Dessen Vorstoß kommt nicht von ungefähr: Mitte hat von allen Bezirken die höchste Zahl an Corona-Neuinfektionen. Zum Redaktionsschluss am Mittwoch meldete das Robert-Koch-Institut für Mitte 26 neue Corona-Fälle pro 100.000 Einwohner innerhalb von sieben Tagen. Die Gesamtzahl der Infektionen summiert sich auf rund 415 pro 100.000 Einwohner. Mit beiden Werten liegt Mitte auch bundesweit in der Spitzengruppe.

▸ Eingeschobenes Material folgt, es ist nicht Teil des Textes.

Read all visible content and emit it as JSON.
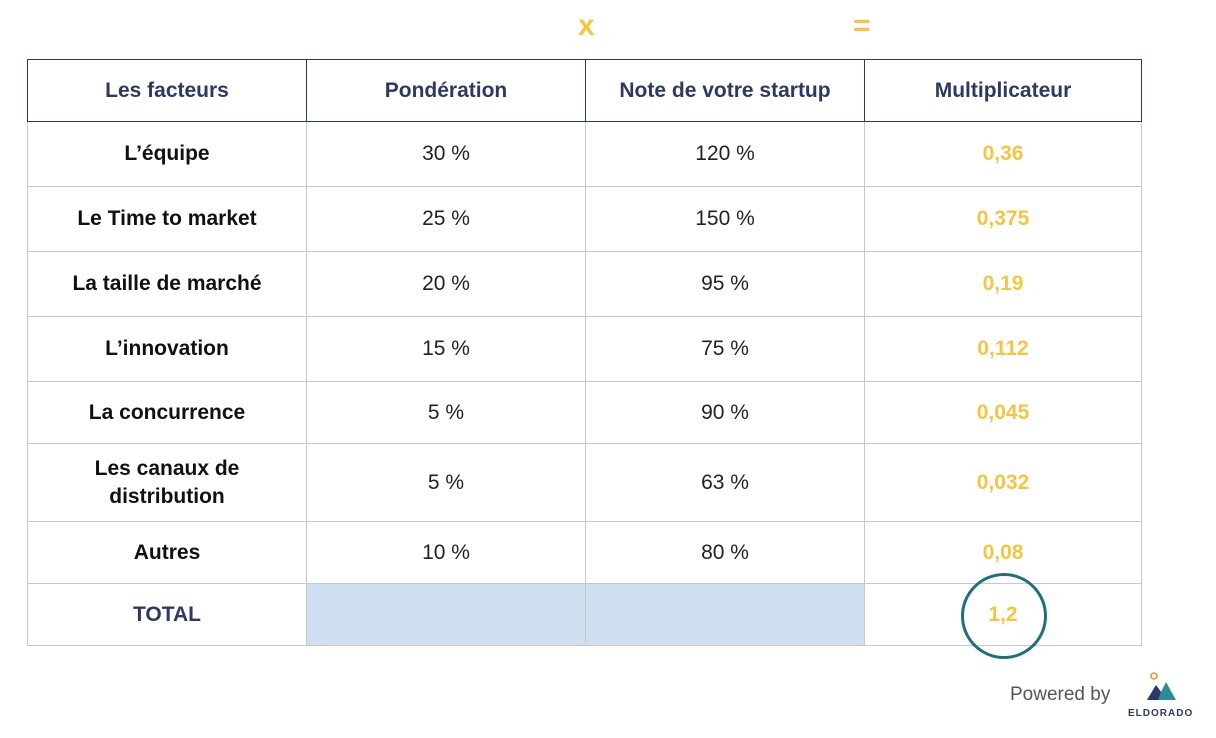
{
  "operators": {
    "multiply": "x",
    "equals": "="
  },
  "table": {
    "headers": [
      "Les facteurs",
      "Pondération",
      "Note de votre startup",
      "Multiplicateur"
    ],
    "rows": [
      {
        "factor": "L’équipe",
        "weight": "30 %",
        "score": "120 %",
        "multiplier": "0,36"
      },
      {
        "factor": "Le Time to market",
        "weight": "25 %",
        "score": "150 %",
        "multiplier": "0,375"
      },
      {
        "factor": "La taille de marché",
        "weight": "20 %",
        "score": "95 %",
        "multiplier": "0,19"
      },
      {
        "factor": "L’innovation",
        "weight": "15 %",
        "score": "75 %",
        "multiplier": "0,112"
      },
      {
        "factor": "La concurrence",
        "weight": "5 %",
        "score": "90 %",
        "multiplier": "0,045"
      },
      {
        "factor": "Les canaux de distribution",
        "weight": "5 %",
        "score": "63 %",
        "multiplier": "0,032"
      },
      {
        "factor": "Autres",
        "weight": "10 %",
        "score": "80 %",
        "multiplier": "0,08"
      }
    ],
    "total": {
      "label": "TOTAL",
      "multiplier": "1,2"
    }
  },
  "footer": {
    "powered_by": "Powered by",
    "brand": "ELDORADO"
  },
  "colors": {
    "accent_yellow": "#f5c542",
    "navy": "#2c3a63",
    "teal_circle": "#1f6f7f",
    "total_fill": "#cfe1f1"
  }
}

Neukölllner Bürgermeister: „Alkoholverbot kaum kontrollierbar.“
Widerspruch kommt aus Neukölln. „Die bestehenden Regeln sind die richtigen, sie müssen nur eingehalten und auch kontrolliert werden“, sagt Bezirksbürgermeister Martin Hikel (SPD). Er nennt Abstand, Kontaktlisten und Maskenpflicht im Innenbereich. „Die Diskussion um ein Alkoholverbot in der Stadt, das kaum kontrollierbar sein dürfte, bringt uns auch nicht weiter.“ Aus den Bezirken kam bislang keine öffentliche Rückmeldung. Sebastian Czaja, Fraktionschef der FDP im Abgeordnetenhaus, wertete ein Alkoholverkaufsverbot als unverhältnismäßig und als ein Zeichen von Hilflosigkeit.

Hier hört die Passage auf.